Les agences sont à leur tour entrées dans une période compliquée. Aux mutations des modèles économiques – Gafa, cabinets de conseil, désintermédiation – viennent s’ajouter de nouveaux paradigmes sociétaux. Ils ébranlent leurs fondements structurels et les modèles qui, jusqu’alors, avaient présidé à leur création.
1. Les agences, organisées pour répondre à une logique concurrentielle, gagnaient leurs clients à l’issue de compétitions peu ou pas rémunérées. En contrepartie, les honoraires absorbaient une partie de l’investissement des consultations perdues. Les négociations budgétaires, parfois pluri-annuelles, étaient de la responsabilité des passeurs d’ordre.
Cette situation a changé. Si les consultations restent, hélas, peu ou pas rémunérées, ce sont désormais les achats qui calibrent les prestations. Le recours aux appels d’offre obligatoires rend les contrats de moins en moins fréquents. Découplée de la demande initiale, la négociation devient particulièrement âpre. Les honoraires sont sensiblement revus à la baisse pour des prestations équivalentes et fragilisent l’équilibre économique des agences.
2. Les relations avec les clients se tendent. Soumis à une transformation violente de leur propre modèle, les interlocuteurs sont sous pression. Les agences n’échappent pas à la théorie du ruissellement, mais c’est de stress dont il s’agit. Les demandes sont pressantes, le dialogue laisse la place aux injonctions comminatoires qui dégradent le climat de confiance et pèsent sur les équipes subissant ce stress une seconde fois, lorsqu’ils doivent résoudre l’équation interne infernale : moins cher et plus vite et encore mieux. Le climat s’en trouve dégradé. La souffrance au travail est, dans bien des cas, une réalité.
3. La vague de fond #metoo a modifié le climat social. Initialement orientée contre le sexisme et le harcèlement sexuel, la libération de la parole a permis de révéler d’autres types de dysfonctionnements et de comportements inappropriés. On ne peut que s’en féliciter.
Mais comme tout progrès, il contient sa part d’ombre. L’argument du harcèlement s’invite désormais dès que les relations employés-employeur se tendent. Sa seule mention permet de déplafonner la part supra-légale des indemnités de rupture.

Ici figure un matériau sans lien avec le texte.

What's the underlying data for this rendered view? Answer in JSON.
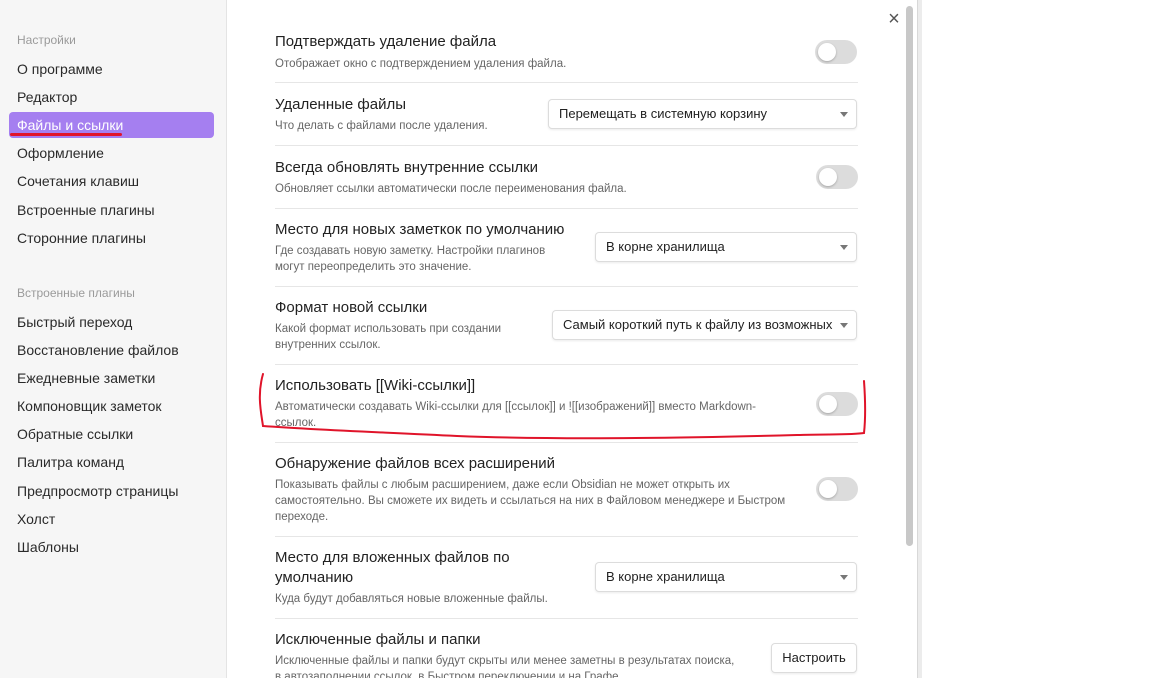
{
  "sidebar": {
    "heading_settings": "Настройки",
    "settings_items": [
      {
        "label": "О программе"
      },
      {
        "label": "Редактор"
      },
      {
        "label": "Файлы и ссылки",
        "active": true
      },
      {
        "label": "Оформление"
      },
      {
        "label": "Сочетания клавиш"
      },
      {
        "label": "Встроенные плагины"
      },
      {
        "label": "Сторонние плагины"
      }
    ],
    "heading_plugins": "Встроенные плагины",
    "plugin_items": [
      {
        "label": "Быстрый переход"
      },
      {
        "label": "Восстановление файлов"
      },
      {
        "label": "Ежедневные заметки"
      },
      {
        "label": "Компоновщик заметок"
      },
      {
        "label": "Обратные ссылки"
      },
      {
        "label": "Палитра команд"
      },
      {
        "label": "Предпросмотр страницы"
      },
      {
        "label": "Холст"
      },
      {
        "label": "Шаблоны"
      }
    ],
    "active_color": "#a57ff0"
  },
  "close_icon": "×",
  "settings": [
    {
      "name": "Подтверждать удаление файла",
      "desc": "Отображает окно с подтверждением удаления файла.",
      "control": "toggle",
      "on": false
    },
    {
      "name": "Удаленные файлы",
      "desc": "Что делать с файлами после удаления.",
      "control": "dropdown",
      "value": "Перемещать в системную корзину"
    },
    {
      "name": "Всегда обновлять внутренние ссылки",
      "desc": "Обновляет ссылки автоматически после переименования файла.",
      "control": "toggle",
      "on": false
    },
    {
      "name": "Место для новых заметкок по умолчанию",
      "desc_line1": "Где создавать новую заметку. Настройки плагинов",
      "desc_line2": "могут переопределить это значение.",
      "control": "dropdown",
      "value": "В корне хранилища"
    },
    {
      "name": "Формат новой ссылки",
      "desc_line1": "Какой формат использовать при создании",
      "desc_line2": "внутренних ссылок.",
      "control": "dropdown",
      "value": "Самый короткий путь к файлу из возможных"
    },
    {
      "name": "Использовать [[Wiki-ссылки]]",
      "desc_line1": "Автоматически создавать Wiki-ссылки для [[ссылок]] и ![[изображений]] вместо Markdown-",
      "desc_line2": "ссылок.",
      "control": "toggle",
      "on": false
    },
    {
      "name": "Обнаружение файлов всех расширений",
      "desc_line1": "Показывать файлы с любым расширением, даже если Obsidian не может открыть их",
      "desc_line2": "самостоятельно. Вы сможете их видеть и ссылаться на них в Файловом менеджере и Быстром",
      "desc_line3": "переходе.",
      "control": "toggle",
      "on": false
    },
    {
      "name_line1": "Место для вложенных файлов по",
      "name_line2": "умолчанию",
      "desc": "Куда будут добавляться новые вложенные файлы.",
      "control": "dropdown",
      "value": "В корне хранилища"
    },
    {
      "name": "Исключенные файлы и папки",
      "desc_line1": "Исключенные файлы и папки будут скрыты или менее заметны в результатах поиска,",
      "desc_line2": "в автозаполнении ссылок, в Быстром переключении и на Графе",
      "control": "button",
      "value": "Настроить"
    }
  ],
  "annotation_color": "#e0142a"
}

Les avocats saisissent opportunément cette disposition, en usent et en abusent. Les tribunaux sont aujourd’hui débordés de dossiers qui y font mention. Il est bien difficile de démêler le bon grain de l’ivraie dans ces situations conflictuelles.
L’excellence pour faire face à la concurrence
Mais au quotidien, le management de proximité se confronte au principe de réalité : nous sommes, de fait, dans un métier à compétition qui ne laisse pas de place aux seconds. Ceux qui l’emportent sont ceux qui commencent à travailler là où les autres s’arrêtent. Dans cet art inexact de la communication, du branding, de la publicité, l’excellence est le seul chemin à emprunter pour faire face à la concurrence. Ce métier – choisi – conjugue intimement passion et engagement. « Il n’y a pas de génie, il n’y a que des gens qui travaillent plus que les autres », déclare Matthieu Chedid. Seulement voilà, le contexte a changé : le dire tel quel est devenu aujourd’hui inaudible et inopérant. Il faut changer nos logiciels.

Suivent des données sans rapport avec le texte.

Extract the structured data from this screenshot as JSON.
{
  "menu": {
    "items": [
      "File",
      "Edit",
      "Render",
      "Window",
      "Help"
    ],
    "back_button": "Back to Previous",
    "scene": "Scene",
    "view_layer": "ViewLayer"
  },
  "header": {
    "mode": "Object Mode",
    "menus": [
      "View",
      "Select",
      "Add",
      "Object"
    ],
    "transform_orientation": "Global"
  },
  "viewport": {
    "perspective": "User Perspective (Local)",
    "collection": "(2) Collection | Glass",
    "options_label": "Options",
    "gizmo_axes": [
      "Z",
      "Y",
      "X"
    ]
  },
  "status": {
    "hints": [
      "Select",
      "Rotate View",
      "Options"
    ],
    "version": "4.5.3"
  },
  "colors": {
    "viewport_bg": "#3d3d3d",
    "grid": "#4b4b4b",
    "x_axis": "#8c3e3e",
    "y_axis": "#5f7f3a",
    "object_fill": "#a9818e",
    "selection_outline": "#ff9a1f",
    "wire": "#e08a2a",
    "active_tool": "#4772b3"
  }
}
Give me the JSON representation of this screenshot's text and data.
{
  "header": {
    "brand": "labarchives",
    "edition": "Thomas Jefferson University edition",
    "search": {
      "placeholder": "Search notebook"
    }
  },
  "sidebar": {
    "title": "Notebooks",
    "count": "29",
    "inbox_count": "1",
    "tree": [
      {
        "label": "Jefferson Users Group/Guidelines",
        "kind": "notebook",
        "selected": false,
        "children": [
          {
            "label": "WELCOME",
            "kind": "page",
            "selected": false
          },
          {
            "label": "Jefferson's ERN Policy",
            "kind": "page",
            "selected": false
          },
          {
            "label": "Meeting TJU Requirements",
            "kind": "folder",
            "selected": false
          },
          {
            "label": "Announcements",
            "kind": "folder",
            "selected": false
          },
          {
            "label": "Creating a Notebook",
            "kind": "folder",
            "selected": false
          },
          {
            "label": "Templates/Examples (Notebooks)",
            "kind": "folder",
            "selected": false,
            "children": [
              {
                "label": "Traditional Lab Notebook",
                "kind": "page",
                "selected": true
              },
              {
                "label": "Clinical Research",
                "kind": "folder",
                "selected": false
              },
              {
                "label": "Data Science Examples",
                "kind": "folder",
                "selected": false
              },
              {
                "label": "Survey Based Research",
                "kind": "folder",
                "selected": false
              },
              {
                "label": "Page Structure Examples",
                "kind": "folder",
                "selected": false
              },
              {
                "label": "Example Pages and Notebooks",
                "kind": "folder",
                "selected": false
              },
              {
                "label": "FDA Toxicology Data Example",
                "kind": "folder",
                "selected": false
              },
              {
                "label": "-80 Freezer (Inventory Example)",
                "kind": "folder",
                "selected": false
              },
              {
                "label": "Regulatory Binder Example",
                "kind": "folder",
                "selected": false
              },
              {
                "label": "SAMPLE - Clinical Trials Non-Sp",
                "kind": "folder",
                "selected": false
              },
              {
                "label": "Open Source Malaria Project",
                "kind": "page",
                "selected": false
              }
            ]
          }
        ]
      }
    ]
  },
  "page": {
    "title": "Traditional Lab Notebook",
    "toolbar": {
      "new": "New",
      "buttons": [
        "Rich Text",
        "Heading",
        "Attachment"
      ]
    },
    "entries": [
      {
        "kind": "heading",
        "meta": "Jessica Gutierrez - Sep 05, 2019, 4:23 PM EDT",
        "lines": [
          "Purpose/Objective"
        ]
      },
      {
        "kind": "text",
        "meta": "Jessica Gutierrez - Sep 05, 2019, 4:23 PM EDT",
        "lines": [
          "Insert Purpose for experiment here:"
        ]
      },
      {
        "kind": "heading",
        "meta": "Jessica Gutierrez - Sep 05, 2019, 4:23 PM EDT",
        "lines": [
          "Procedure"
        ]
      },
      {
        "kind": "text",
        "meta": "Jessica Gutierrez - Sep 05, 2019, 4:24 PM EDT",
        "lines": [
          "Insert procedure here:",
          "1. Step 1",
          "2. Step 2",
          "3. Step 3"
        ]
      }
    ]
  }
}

Ces réalités complexes sont autant d’opportunités pour réinventer nos organisations. Elles créent les conditions pour qu’un écosystème d’expertises pointues gravite autour d’un noyau central à très haute valeur ajoutée. Nous serons ainsi à la fois plus forts et plus agiles. Elles conduisent à penser l’agence comme un corps social souple, flexible et mobile, mieux dimensionné, sans cesse ajusté aux fluctuations du business.

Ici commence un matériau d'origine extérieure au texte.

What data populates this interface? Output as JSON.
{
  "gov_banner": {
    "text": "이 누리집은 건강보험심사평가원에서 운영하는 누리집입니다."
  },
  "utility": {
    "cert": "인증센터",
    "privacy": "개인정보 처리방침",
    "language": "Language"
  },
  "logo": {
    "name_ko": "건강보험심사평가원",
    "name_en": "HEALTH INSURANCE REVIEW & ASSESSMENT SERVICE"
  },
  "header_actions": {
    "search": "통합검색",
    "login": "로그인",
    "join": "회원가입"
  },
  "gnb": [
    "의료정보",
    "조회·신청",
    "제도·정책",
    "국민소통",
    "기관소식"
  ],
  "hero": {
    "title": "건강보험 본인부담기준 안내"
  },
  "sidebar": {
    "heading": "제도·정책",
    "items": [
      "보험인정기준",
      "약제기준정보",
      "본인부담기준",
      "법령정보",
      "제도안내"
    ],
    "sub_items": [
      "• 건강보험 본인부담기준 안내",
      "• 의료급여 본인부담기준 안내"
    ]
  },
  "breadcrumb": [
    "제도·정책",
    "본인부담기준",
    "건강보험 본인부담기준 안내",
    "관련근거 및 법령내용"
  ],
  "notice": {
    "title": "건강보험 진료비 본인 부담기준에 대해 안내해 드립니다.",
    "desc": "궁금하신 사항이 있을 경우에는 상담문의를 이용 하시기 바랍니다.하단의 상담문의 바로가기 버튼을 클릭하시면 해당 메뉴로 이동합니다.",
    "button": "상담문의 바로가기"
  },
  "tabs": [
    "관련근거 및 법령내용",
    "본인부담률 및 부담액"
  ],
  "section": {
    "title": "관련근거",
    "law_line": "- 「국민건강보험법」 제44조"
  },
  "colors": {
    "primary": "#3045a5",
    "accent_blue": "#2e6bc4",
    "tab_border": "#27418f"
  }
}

Elles supposent qu’un esprit de corps et de savoir-être, entre talents conjugués, efforts et art de vivre, s’instaure à nouveau entre les composantes multiples de ces nouveaux ensembles. C’est une voie étroite de confiance et de bienveillance réciproque à emprunter par toutes les parties prenantes. Pour faire agence et pour faire société.